Because the rule barring such suspensions does not impose an insuperable obstacle to states’ bringing their executive, administrative, and professional employees within the exemption — all the states have to do is to delete this form of discipline from their arsenals of disciplinary remedies — we do not think there is merit to the district judge’s suggestion that to subject the states to the rule violates the constitutional guarantee to each state of a republican form of government. U.S. Const, art. IV, § 4. How the clause relates to the employment of engineers is in any event obscure. Since we do not think the Department of Labor’s rule inimical to the guarantee clause, we need not speculate on whether the Supreme Court continues to believe that the clause does not create any legally enforceable rights. Compare Baker v. Carr, 369 U.S. 186, 218-26, 82 S.Ct. 691, 710-16, 7 L.Ed.2d 663 (1962), with New York v. United States, 505 U.S. 144, —-—, 112 S.Ct. 2408, 2432-33, 120 L.Ed.2d 120 (1992).

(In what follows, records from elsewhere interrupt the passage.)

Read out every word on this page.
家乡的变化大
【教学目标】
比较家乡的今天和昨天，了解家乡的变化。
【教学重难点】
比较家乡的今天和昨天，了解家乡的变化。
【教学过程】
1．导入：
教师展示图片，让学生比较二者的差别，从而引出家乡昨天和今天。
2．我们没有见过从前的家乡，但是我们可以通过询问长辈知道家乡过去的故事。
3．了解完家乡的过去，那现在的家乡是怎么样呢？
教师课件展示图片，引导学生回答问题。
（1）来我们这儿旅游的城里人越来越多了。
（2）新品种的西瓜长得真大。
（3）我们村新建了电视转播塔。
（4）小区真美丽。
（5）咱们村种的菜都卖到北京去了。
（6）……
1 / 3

It might be possible to question the rationality of the rule with respect to all employees, private as well as public, although we do not understand the state to be attempting so broad a challenge. How, it might be asked, does the structure of discipline affect the character of employees as hourly or salaried workers? The only answer that has been suggested or that occurs to us is that if an employer measures out discipline in the form of fractions of a weekly salary, the implication is that the employee is really being paid on an hourly basis. This is pretty feeble. But apart from the extreme narrowness of the scope of judicial review of the Department’s regulation, we do not understand the state to be challenging the disciplinary rule in toto. It is merely challenging the Department’s refusal to carve out an exception for public employers. That challenge must fail because the state has not shown what is so special about state employment that makes greater disciplinary flexibility than is permitted to the private sector indispensable to the effective functioning of state government,
The plaintiffs are not exempt from the Fair Labor Standards Act, and the judgment of the district court dismissing their suit must therefore be REVERSED and the case REMANDED to that court for further proceedings in conformity with this opinion. The cross-appeal is Dismissed.